ある日は、白い女にずっと見つめられる夢。
またある日は、その女が後ろからついてきて離れない夢。
そして、また別の日は、女に手をつかまれる夢。
あなたは、それらを少しずつ、ゆっくりと語る。
「トラウマ、みたいなものでしょうか。催眠療法を試したいと思います。メリットとしては原因を客観視してリラックスできること。デメリットとしては、心を解放するので、体験が鮮明に思い出されてしまうこと。よろしいですか」
あなたは、頷く。
「それでは、ゆっくりと息を吸ってください。はい、止めて。ゆっくりと吐いてください。目をつむって、繰り返しましょう。はい、吸ってー。はい、止めてー。吐きます。はい、繰り返します。じんわりと手足が温かくなってきましたね。五数えます。一つ数える毎に、あなたの意識は少しずつ落ちていきます。はい、一……二……三……四……五」
あなたは、まどろみに落ちていった。
あなたのまぶたの裏に鮮明に、ぼやけた女の顔が映る。
あなたは、手に触れる冷たい皮膚、首筋に息づかいを感じる。
あなたの呼吸は短く、鼓動は速くなる。
「はいっ、ここまでにしましょう」
医師は、パンッと手をたたき、あなたを現実に引き戻す。
「催眠療法はデメリットが大きいようなので、この辺にしておきます。
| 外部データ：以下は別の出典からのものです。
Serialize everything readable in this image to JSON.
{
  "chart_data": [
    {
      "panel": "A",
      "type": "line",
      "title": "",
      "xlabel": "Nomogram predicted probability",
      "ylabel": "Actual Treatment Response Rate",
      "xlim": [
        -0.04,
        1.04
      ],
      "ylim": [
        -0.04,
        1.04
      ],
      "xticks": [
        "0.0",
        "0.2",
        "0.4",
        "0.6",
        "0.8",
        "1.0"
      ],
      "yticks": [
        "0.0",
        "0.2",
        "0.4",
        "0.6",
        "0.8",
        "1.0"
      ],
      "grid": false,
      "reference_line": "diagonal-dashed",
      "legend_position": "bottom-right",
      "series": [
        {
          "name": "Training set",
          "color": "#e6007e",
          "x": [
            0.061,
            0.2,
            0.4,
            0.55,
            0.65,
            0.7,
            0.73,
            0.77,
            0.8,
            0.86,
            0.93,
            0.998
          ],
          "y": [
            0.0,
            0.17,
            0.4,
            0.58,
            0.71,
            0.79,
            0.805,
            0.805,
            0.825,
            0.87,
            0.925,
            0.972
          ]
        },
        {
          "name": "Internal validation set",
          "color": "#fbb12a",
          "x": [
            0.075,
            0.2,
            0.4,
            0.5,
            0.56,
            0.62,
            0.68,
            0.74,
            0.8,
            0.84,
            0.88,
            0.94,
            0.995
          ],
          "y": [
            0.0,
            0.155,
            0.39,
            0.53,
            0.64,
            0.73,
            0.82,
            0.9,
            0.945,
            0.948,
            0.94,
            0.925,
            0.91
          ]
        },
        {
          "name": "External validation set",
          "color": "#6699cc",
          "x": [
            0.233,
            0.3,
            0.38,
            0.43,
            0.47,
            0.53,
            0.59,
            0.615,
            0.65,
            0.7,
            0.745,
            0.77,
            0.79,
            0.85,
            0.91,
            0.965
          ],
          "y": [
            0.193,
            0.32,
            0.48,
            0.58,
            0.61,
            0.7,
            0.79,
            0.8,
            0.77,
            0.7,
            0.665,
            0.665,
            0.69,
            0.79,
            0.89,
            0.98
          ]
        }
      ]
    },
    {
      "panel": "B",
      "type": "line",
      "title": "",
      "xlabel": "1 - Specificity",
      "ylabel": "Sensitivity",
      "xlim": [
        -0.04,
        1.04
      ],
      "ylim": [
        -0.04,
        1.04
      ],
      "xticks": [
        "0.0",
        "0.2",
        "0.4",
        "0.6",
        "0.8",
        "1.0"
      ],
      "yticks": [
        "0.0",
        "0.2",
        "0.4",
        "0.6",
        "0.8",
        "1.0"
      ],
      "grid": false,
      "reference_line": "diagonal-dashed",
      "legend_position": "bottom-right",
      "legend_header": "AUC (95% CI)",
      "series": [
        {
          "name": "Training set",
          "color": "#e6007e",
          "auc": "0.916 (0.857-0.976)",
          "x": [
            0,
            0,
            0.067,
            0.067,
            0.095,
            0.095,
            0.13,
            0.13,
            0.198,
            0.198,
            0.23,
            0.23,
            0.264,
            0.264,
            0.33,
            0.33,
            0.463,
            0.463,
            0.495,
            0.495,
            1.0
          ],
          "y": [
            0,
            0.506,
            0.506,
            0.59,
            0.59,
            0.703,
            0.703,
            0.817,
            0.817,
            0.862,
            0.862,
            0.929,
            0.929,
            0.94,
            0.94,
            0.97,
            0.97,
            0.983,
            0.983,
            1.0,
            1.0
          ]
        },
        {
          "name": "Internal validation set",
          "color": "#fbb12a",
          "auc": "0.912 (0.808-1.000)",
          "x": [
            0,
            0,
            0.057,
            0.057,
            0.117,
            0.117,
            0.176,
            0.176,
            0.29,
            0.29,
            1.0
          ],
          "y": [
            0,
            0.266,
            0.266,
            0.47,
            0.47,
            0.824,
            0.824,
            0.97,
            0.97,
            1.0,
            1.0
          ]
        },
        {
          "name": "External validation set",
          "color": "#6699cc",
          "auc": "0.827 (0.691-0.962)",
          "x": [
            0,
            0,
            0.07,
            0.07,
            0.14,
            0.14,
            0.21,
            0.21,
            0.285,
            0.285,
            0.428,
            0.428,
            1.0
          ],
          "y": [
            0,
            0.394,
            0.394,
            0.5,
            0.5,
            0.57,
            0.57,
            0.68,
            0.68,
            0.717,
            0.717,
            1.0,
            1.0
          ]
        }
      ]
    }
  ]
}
自律訓練法を教えますので、これで、ひとまず経過をみましょう。あと、補助的に薬は出しておくので、寝る前に一錠だけ、お飲みください。次の外来も決めておきましょう」
医師の言葉にすっかり目を覚ましたあなたは、その言葉にがっかりする。
結局、今日もだめだったと。
あなたは、家に帰り、部屋の電気をつける。
あなたの机には、十字架のペンダントや数珠、お札、聖書が散乱している。
あなたは知っていた。
愛しい私から逃れる術は無いという事を。